Assim, conquanto se tenha configurado, no caso, um
erro de execução (aberratio ictus), em face do dole eventual com
que agiu o paciente em relação às duas últimas vítimas, haveria ele de
responder, como respondeu, por quatro crimes dolosos de homicídio: um
consumado, com dolo direto; um tentado, com dolo direto; e dois tentados, com
dolo eventual.
Desse modo, as respectivas penas foram-lhe acertadamente
aplicadas de forma cumulativa, conforme previsto na parte final do art. 70, a que se reporta o art.
73, que está assim redigido. [...]
(HC n. 73.548⁄SP, Ministro Ilmar Galvão, Primeira
Turma, DJ 17⁄5⁄1996)
E, na
espécie que se apresenta, a Corte estadual, como mais acima demonstrado,
entendeu que estaria evidenciada a prática dos crimes de homicídio duplamente
qualificado e de aborto provocado por terceiro em concurso formal impróprio,
em razão de o próprio paciente ter afirmado, quando do seu interrogatório, que
sabia que a vítima estava grávida e, mesmo assim, ter-lhe desferido facadas que
foram a causa de sua morte. Ou seja, sabia que ia matar a vítima e assumiu
conscientemente qualquer consequência que disso pudesse advir, fosse a morte do
feto, fosse o aborto e com vida, ou com morte em seguida (fl. 116).
Em
outros termos, o Tribunal de origem entendeu que estaria evidenciado o concurso
formal impróprio, tendo em vista que houve dolo direto em relação ao
delito de homicídio e dolo eventual em relação ao crime de aborto, de maneira
que os crimes concorrentes resultaram de desígnios autônomos.
Assim,
constata-se que, no caso dos autos, os delitos concorrentes, oriundos de uma só
conduta, resultaram de desígnios autônomos.

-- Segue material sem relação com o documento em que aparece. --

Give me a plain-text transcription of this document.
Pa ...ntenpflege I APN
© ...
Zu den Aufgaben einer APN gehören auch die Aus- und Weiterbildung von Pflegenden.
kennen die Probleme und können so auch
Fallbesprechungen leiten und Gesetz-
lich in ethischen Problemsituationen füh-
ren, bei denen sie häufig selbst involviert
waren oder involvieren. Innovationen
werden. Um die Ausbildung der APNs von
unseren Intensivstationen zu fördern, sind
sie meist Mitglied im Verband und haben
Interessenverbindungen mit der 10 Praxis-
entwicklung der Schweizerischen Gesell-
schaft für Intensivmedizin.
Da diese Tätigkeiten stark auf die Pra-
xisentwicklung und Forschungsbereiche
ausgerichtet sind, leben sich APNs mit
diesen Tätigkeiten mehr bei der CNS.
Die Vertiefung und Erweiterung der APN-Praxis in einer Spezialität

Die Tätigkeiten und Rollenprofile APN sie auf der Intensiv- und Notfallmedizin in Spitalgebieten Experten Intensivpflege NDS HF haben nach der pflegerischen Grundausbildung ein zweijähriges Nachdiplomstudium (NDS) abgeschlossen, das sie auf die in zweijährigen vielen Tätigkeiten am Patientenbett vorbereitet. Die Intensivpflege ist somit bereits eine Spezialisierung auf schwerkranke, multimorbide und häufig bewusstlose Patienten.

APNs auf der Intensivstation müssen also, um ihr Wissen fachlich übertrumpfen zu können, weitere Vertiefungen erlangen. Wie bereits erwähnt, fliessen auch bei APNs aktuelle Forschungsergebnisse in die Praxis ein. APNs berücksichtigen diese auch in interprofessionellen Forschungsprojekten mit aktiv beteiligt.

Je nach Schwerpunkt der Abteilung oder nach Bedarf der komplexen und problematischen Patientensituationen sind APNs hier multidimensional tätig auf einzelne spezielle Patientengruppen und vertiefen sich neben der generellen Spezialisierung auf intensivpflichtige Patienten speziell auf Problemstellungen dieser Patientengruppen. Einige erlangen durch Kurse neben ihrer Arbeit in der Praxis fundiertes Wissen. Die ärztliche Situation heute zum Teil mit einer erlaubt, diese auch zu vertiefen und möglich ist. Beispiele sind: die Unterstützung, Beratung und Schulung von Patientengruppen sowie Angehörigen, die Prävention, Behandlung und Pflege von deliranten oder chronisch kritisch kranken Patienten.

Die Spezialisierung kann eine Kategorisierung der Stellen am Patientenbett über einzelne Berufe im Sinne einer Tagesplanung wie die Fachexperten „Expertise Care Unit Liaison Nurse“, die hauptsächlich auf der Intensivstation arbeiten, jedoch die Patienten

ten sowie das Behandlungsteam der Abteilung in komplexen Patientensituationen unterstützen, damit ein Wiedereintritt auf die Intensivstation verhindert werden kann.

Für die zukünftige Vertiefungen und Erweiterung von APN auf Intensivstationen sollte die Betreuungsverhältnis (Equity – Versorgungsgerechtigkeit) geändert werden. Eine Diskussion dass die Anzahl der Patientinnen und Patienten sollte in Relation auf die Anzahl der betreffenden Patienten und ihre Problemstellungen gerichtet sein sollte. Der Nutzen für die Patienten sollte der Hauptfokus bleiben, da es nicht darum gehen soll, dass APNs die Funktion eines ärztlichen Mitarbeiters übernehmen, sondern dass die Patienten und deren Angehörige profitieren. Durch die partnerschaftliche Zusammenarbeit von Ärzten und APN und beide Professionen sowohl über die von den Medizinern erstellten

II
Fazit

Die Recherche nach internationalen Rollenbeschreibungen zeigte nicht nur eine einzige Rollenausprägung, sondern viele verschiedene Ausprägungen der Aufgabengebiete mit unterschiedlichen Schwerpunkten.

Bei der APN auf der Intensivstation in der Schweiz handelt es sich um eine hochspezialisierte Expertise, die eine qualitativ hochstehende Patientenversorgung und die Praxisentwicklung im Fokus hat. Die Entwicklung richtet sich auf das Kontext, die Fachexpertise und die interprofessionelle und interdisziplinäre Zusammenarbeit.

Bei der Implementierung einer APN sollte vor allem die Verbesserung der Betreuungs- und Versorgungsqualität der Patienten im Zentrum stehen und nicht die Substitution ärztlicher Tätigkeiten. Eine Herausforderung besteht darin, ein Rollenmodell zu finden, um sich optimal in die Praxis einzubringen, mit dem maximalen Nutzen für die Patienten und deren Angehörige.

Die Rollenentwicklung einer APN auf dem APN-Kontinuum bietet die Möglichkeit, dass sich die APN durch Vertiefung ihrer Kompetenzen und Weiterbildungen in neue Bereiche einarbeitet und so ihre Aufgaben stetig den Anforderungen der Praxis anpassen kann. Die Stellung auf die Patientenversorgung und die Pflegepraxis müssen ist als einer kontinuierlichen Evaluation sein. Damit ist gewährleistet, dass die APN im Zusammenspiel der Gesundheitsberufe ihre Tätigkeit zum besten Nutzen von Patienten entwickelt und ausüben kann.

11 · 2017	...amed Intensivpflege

Em consequência dessa
caracterização, vale dizer, do reconhecimento da independência das intenções do
paciente, as penas devem ser aplicadas cumulativamente, conforme a regra
do concurso material, exatamente como realizado pelo Tribunal de origem.
Em
situação semelhante assim também decidiu este Tribunal:
[...]
O entendimento do Tribunal a quo, no sentido de
que o magistrado de primeiro grau teria aplicado a regra do concurso material
ao caso está equivocado, pois, a segunda parte do art. 70 do CP não trata de
concurso material e sim, de concurso formal imperfeito, que se caracteriza pela
ocorrência de mais de um resultado, através de uma só ação, cometida com
propósitos autônomos, exatamente a hipótese dos autos.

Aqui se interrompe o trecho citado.